After Landfall: The Second Wave of Risk
Cyclone mortality in Bangladesh does not end when the storm passes. In many major events, more deaths have occurred in the days and weeks following landfall than during the storm itself, due to waterborne disease, contaminated drinking water, failed embankments that keep flood water trapped after the storm, and delayed medical access for the injured.
The Khulna region has experienced this most acutely. Cyclone Aila in 2009 caused flooding that persisted for months in parts of Koyra upazila due to damaged embankments — families lived on embankment slopes without access to clean water or sanitation for extended periods. Cyclone Remal's 2024 landfall left a 38 km section of Koyra embankment damaged, of which only 15 km had been repaired by November 2024. Salinity intrusion from storm surge contaminates freshwater ponds and wells for months after a cyclone event — the freshwater crisis in the southwest coastal zone is a cumulative problem that each new cyclone deepens.

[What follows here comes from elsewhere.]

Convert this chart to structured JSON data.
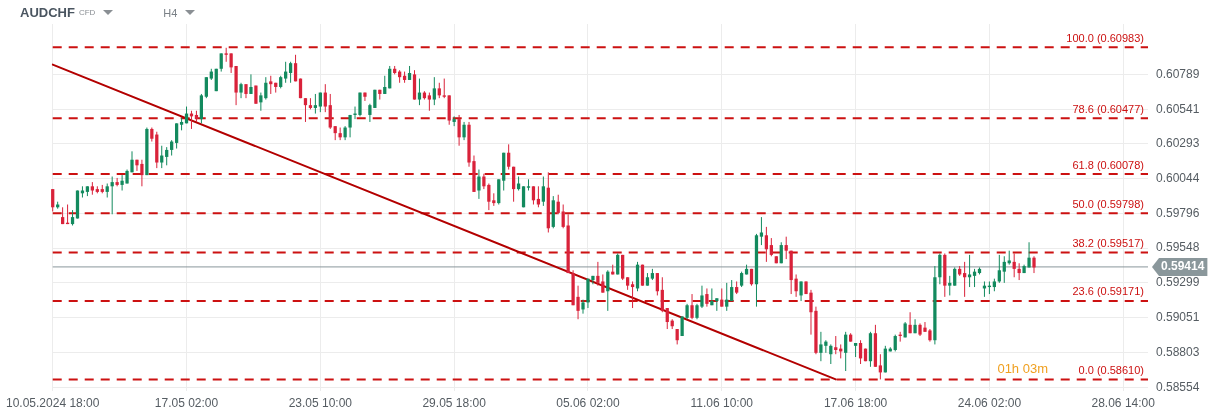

Immediate post-cyclone priorities at the household level: do not use well water or surface water without testing or treating, as storm surge salinates fresh water sources. Seek medical attention immediately for any wounds — wound infections in flood conditions progress rapidly. Report to your local UP (Union Parishad) or upazila disaster management committee for relief registration — the government's relief distribution system operates through formal registration, and unregistered households may not receive food, cash, and rebuilding materials that they are entitled to.
Where to Follow Cyclone Updates in 2026
The primary authoritative source for cyclone forecasts and warning signals for Bangladesh is the Bangladesh Meteorological Department (BMD), accessible at bmd.gov.bd. BMD issues Special Weather Bulletins during active cyclone events, updated every three hours as storm approach accelerates. The cyclone track page at the BMD website provides real-time signal status for each maritime and river port.
Bangladesh Television (BTV) and Bangladesh Betar (national radio) carry mandatory cyclone bulletins during active warning periods. BTV is the single most widely accessible broadcast medium in coastal areas, and BMD bulletins are transmitted on a mandatory basis during Signal 3 and above. For residents of areas without reliable mobile internet access, a battery-powered AM/FM radio that can receive Bangladesh Betar is more reliable during an active cyclone event than a smartphone.
The Disaster Alert for BD mobile app provides real-time warnings integrated from BMD data. The CPP volunteer network in your union is the most locally specific warning source — they have ground-level information about storm surge projections for your specific location, shelter capacity status, and evacuation route conditions that no national broadcast can match. If you live in one of the 13 coastal districts, know your local CPP volunteer's name and number before April 15.